Art dealer Simon Studer stores some of his collection of impressionist and modern art in the free port but says neither he nor his customers buy art as an investment.
“My clients hang the work they buy in their homes,” he said. “They want it to be visible. They buy it because they are art lovers, not because they want to invest.”
That is a view shared by Geneva resident and art fan Anne Shelton. A long time supporter of Geneva’s art scene, and a collector herself, her home is full of original pieces, right down to special doorbell buzzers by Turner Prize-winner Douglas Gordon.
But, Ms Shelton admitted, she now owns “around 500” works of art and she simply does not have room for all of them. “They are unhappily sleeping, elsewhere,” she laughed. “Because I buy too regularly.”
Sleeping where? At the free port of course.
Nevertheless she views the free port not as a sign that art is being corrupted by money, but as a useful infrastructure to support Geneva’s currently flourishing art scene.

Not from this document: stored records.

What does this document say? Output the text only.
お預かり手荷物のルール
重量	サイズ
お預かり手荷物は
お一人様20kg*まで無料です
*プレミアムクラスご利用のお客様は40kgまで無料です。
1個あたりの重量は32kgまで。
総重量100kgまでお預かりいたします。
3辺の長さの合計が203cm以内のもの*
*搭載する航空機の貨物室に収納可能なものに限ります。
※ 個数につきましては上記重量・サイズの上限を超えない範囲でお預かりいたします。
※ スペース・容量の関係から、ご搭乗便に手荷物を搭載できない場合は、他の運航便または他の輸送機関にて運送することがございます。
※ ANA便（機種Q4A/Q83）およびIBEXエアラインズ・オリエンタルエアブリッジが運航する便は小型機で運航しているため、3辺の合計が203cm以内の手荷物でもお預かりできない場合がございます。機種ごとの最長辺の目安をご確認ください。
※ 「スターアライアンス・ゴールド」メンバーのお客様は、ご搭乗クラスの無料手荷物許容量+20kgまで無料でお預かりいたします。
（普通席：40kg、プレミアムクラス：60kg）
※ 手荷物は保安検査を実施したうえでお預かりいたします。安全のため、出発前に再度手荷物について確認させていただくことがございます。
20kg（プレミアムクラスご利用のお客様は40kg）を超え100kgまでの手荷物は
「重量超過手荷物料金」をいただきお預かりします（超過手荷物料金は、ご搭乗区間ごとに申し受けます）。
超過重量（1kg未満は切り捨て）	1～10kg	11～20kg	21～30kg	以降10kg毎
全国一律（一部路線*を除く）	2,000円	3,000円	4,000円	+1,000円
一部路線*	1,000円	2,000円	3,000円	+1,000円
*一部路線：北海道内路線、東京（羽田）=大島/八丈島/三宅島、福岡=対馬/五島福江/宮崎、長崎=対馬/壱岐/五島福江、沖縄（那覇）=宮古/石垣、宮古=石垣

“Geneva has finally got a real buzz going in contemporary art,” she said. “I think lots of things have contributed to it, like the museum [of modern art, Mamco], and there are more and more galleries.
“Geneva is a city where there is a certain affluence – there’s no doubt about it, that has to play an important part in it for sure – but we also have some fabulous artists, and that’s got nothing to do with money.”
Still, the current boom in art means free ports are booming too. Geneva is building a 10,000 sq m (108,000 sq ft) extension, due to open next year, and new free ports are springing up in Luxembourg, and in Singapore.
But, said Jean-Rene Saillard, Geneva remains the oldest, the biggest, and the one with the most art.
“It would be probably the best museum in the world if it was a museum,” he added.